Saat Hafshah mulai menilik tulisan apa yang ada pada lembaran kertas itu, ia pun hanya bisa tersenyum.

Rahma memberikan Hafshah secarik kertas beserta spidol untuk ia hias di pohon itu. Pohon yang biasa digunakan untuk menulis nama-nama seseorang yang sangat dirindukan oleh anak-anak di sini.

Dengan senang hati Hafshah pun mulai menulis di sana. Nama Abi dan Umi Hafshah kini ikut bertengger di ranting pohon itu.

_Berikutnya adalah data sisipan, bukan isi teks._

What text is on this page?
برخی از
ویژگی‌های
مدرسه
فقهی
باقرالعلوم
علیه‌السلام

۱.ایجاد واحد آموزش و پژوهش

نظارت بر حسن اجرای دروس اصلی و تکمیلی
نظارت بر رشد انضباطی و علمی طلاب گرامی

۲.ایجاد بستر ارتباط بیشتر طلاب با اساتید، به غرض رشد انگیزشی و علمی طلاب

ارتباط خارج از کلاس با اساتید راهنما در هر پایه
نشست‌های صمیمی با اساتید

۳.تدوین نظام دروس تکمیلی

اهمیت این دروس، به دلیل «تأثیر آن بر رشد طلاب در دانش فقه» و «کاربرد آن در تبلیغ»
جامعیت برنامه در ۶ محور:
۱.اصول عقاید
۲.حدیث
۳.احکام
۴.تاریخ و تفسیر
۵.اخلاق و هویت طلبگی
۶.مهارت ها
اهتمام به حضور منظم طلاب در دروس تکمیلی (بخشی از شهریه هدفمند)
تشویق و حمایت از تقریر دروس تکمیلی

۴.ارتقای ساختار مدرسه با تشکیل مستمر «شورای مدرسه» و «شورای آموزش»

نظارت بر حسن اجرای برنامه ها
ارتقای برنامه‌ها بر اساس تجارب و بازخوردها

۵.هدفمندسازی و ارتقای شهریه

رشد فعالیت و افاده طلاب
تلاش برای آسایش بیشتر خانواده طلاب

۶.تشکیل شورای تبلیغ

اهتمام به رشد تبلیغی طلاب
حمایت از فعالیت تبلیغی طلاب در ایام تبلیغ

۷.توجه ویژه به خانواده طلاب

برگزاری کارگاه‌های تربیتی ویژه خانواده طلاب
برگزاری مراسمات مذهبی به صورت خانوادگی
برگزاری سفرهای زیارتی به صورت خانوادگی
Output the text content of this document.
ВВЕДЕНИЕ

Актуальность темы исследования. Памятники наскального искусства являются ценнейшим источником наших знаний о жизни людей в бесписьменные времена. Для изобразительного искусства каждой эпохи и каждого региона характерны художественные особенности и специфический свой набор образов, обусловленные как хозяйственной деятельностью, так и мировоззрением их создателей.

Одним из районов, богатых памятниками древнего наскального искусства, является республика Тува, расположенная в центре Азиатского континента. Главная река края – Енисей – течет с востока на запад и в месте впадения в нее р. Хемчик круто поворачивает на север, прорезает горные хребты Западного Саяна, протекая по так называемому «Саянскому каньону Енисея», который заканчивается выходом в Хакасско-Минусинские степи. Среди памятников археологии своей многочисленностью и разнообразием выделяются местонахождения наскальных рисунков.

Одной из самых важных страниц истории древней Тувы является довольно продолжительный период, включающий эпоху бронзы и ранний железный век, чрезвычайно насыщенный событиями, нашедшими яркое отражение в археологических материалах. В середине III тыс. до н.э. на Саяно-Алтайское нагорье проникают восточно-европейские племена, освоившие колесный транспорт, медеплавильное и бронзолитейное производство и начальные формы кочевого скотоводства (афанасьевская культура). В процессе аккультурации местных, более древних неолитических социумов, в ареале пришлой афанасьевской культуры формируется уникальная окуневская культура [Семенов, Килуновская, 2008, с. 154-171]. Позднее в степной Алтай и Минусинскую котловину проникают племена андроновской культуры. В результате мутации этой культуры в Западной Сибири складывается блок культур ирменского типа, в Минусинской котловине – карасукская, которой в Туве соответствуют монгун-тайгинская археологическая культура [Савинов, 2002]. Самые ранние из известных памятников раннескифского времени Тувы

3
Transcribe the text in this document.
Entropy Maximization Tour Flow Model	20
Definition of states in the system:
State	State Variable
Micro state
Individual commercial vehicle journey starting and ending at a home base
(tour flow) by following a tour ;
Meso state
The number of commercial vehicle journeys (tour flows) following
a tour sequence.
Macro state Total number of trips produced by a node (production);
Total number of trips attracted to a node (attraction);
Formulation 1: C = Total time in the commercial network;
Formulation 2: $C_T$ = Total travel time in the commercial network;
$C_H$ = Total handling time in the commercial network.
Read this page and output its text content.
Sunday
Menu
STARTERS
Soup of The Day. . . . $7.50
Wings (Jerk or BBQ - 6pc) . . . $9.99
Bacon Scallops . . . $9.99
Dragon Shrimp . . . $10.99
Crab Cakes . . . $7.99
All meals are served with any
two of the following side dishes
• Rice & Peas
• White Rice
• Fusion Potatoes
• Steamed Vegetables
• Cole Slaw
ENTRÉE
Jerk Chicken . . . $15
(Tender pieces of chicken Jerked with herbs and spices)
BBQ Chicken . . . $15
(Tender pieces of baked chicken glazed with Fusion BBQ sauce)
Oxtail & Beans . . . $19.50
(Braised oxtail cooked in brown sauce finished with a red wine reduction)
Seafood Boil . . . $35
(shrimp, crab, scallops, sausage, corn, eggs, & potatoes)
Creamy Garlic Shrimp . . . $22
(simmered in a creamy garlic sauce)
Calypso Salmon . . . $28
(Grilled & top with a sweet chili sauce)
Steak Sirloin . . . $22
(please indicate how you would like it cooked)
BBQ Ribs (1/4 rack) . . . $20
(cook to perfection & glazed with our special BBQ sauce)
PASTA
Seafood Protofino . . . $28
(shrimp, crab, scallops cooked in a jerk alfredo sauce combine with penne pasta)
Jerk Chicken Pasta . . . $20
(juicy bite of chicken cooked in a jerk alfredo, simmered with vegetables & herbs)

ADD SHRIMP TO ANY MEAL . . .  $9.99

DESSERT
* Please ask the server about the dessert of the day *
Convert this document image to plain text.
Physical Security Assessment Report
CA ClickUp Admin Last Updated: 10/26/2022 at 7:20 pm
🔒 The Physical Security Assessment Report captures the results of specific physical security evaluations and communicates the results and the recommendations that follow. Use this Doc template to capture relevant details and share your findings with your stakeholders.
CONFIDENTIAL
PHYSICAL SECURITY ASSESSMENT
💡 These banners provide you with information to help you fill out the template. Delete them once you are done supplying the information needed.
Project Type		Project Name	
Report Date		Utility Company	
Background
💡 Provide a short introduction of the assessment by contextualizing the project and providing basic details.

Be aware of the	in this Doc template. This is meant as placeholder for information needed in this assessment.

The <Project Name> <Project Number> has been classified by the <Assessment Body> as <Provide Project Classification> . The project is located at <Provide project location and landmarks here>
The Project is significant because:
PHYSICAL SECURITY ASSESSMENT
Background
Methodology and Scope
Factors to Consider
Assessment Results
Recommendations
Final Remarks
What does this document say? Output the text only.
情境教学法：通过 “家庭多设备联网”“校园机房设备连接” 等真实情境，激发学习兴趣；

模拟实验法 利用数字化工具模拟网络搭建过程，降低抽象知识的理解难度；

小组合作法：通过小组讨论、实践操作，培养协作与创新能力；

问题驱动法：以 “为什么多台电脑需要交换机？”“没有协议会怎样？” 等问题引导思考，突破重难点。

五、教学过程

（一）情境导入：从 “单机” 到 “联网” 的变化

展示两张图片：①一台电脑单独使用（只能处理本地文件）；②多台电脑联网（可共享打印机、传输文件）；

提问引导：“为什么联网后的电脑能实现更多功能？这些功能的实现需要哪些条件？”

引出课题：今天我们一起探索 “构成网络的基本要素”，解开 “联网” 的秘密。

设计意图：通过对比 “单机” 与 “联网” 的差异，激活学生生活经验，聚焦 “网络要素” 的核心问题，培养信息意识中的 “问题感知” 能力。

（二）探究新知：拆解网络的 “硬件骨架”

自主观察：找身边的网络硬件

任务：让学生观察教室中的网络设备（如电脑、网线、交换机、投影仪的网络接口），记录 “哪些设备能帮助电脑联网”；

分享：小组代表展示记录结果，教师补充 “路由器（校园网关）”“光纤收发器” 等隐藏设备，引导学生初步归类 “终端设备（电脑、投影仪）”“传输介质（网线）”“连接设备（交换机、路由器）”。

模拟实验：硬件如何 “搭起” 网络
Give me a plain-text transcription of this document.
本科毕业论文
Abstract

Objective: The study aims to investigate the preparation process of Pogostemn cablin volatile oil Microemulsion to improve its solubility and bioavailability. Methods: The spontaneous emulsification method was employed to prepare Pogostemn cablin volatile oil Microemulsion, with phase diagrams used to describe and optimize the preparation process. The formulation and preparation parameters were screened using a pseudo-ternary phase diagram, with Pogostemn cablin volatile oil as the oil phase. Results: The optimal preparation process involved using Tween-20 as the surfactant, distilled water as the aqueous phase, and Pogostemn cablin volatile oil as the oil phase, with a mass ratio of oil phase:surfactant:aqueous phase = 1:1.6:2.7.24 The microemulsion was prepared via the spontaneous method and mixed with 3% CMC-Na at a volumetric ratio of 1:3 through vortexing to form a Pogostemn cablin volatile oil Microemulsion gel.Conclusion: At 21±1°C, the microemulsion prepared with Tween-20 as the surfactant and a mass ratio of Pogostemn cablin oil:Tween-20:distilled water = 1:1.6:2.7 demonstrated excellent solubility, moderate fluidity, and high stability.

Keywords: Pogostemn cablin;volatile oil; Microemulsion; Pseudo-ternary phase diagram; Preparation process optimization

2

"I love you so much," ucap Hafshah mencium pipi Rahma dengan penuh kasih di sana.

"Rahma... Rahma..." teriak Fawaz dari kejauhan mencari keberadaan gadis kecil hebat itu.

Mendengar panggilan dari Fawaz dengan cepat ia berlari menuju sang dokter muda itu. Rahma mengacungkan jarinya kepada Hafshah ketika ia berhasil memeluk Fawaz untuk yang kesekian kalinya.

Merasa begitu penasaran, Fawaz pun melangkah mendekati Hafshah yang tengah fokus pada pohon kertas itu.

"Udah nggak usah sedih. Bukan kamu doang kok yang rasain kehilangan. Semua orang di sini juga," ucap Fawaz dari balik arah Hafshah memberi semangat padanya.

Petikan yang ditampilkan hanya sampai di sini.